Il piano senza speranza di Draghi
(di Raffaele Cimmino)
Dopo le prime notizie distillate con parsimonia, Mario Draghi ha presentato il suo Rapporto ufficialmente. L’ex premier italiano, nonché già presidente della BCE, era stato infatti incaricato in qualità di consulente speciale del presidente della commissione, Ursula von der Leyen, di redigere un Rapporto sulla competitività dell’Unione europea.
Presentato come “Piano Draghi”, il testo di 400 pagine si articola in capitoli che mettono al centro l’esigenza di moltiplicare gli investimenti in alcuni settori decisivi per rendere possibile l’autonomia strategica dell’Europa, che Draghi vede fortemente a rischio per l’effetto delle grandi trasformazioni in corso. Il perché è presto detto: dopo la fine della globalizzazione che ha dominato i rapporti internazionali e l’economia degli ultimi trent’anni, appare più insidioso per la Ue l’emergere delle grandi potenze economiche orientali, la Cina, l’India e nel complesso l’insieme di vecchi e nuovi Brics. Per Draghi, senza un piano strutturale di riforma del sistema produttivo di portata non meno che continentale, il futuro dell’Europa per come la conosciamo è segnato: affronterà una lenta decadenza e verrà sommersa dai nuovi protagonisti globali.
Dunque, secondo il Rapporto vanno moltiplicati gli investimenti in energie pulite, nell’approvvigionamento di materie prime e nella farmaceutica, oltre che nel settore della difesa. Si tratterebbe insomma di scrivere una nuova strategia industriale che permetta all’Europa di arrivare almeno al livello della produttività dell’economia americana. Particolare attenzione viene dedicata al settore della difesa dove, secondo Draghi, vanno moltiplicati gli sforzi per creare un unico conglomerato produttivo europeo del settore, tale da consentire all’Europa di fronteggiare i rischi sistemici che si presentassero alle porte. Il riferimento alla Russia e alla vicenda ucraina sembra essere il retroterra narrativo di questa raccomandazione particolarmente insistita di Draghi, che, anche nella conferenza stampa tenuta per presentare il Rapporto, è tornato con forza sul tema.
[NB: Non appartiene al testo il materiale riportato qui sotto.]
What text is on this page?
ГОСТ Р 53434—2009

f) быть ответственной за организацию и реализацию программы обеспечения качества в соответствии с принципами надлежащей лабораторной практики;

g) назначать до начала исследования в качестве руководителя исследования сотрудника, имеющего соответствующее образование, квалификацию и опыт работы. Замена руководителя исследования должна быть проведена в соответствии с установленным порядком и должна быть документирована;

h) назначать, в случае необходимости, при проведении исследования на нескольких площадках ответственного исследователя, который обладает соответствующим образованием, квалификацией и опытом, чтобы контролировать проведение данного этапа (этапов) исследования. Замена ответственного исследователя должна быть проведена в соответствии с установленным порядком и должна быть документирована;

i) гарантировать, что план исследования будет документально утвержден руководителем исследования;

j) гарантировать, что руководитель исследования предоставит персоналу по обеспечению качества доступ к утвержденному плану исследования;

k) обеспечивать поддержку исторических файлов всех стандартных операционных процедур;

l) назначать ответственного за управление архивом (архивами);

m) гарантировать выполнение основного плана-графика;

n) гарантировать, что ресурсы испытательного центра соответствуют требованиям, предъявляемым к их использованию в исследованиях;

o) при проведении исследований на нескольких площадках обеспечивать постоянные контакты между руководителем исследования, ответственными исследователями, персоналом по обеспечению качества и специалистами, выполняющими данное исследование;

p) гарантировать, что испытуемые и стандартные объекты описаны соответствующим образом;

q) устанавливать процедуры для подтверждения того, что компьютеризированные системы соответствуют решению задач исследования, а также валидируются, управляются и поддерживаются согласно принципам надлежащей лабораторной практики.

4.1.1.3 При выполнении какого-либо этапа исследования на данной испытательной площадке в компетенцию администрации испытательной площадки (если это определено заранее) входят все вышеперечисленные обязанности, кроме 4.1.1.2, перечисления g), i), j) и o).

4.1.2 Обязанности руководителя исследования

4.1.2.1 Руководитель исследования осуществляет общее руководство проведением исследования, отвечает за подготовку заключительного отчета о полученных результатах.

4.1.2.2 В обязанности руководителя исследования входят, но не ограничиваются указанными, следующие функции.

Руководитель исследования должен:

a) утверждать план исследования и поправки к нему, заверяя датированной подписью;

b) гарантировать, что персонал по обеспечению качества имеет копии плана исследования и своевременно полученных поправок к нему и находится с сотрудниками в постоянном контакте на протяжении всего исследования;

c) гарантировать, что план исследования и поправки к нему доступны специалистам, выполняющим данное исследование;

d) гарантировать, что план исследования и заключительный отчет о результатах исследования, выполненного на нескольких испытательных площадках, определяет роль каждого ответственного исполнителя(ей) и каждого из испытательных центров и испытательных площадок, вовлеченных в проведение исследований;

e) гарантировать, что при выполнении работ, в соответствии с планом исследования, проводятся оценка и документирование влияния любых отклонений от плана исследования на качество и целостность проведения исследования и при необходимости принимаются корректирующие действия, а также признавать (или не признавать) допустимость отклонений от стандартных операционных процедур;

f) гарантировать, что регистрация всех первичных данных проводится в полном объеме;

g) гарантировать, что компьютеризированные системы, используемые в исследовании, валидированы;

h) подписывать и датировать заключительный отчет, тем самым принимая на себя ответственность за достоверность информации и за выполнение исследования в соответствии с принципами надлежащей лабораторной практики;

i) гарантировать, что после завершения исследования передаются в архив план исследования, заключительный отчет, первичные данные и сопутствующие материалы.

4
Per l’ex presidente del Consiglio la traccia portante del ragionamento è la portata degli investimenti che possono consentire tale percorso. Draghi calcola che servano intorno agli 800 miliardi di euro di investimenti aggiuntivi ogni anno. Si tratta, come è stato detto, di una somma tra il doppio e il triplo dell’entità di quel Piano Marshall che consentì all’Europa di risollevarsi dalle rovine lasciate dal secondo conflitto mondiale. Si tratta di risorse aggiuntive che potrebbero essere raccolte soltanto attraverso un grande piano che preveda, oltre all’impiego di capitali privati, l’emissione di bond europei e una unificazione del bilancio europeo.
Proprio questo, però, è il punto debole del Piano. La possibilità di replicare lo schema del Next Generation EU, varato proprio grazie alle proposte di Draghi, è assolutamente improponibile per i governi europei nella fase attuale. Le complesse vicende politiche dei due paesi guida, Francia e Germania, le cui leadership sono uscite fortemente indebolite dagli ultimi appuntamenti elettorali di quei Paesi, escludono che si possano mettere sul piatto decisioni di tale portata. La reazione del Ministro delle Finanze del governo tedesco – l’austeritario Lindner – è stata indicativa in tal senso, ma la stessa Von der Layen si è ben guardata dal dare una sponda alla proposta. Di fonte all’avanzata delle destre sovraniste, e antieuropeiste, a stento arginate nelle ultime europee ma in grado ormai di incidere anche sulle proposte di forze centriste come i popolari, ogni proposta che vada in direzione del “più Europa” predicata viene vista come il fumo negli occhi.
Mario Draghi ha presentato il Rapporto e ha il grande merito di avere alzato il livello del dibattito di piccolo cabotaggio prevalente in Europa nonché dei contenuti con un documento di grande ambizione. Ma tutto dice che oltre l’omaggio formale dovuto a un uomo che ha vissuto da protagonista importanti stagioni non si andrà. La politica europea sta andando in tutt’altra direzione. A Draghi rischia di rimanere solo il triste ruolo di profeta inascoltato.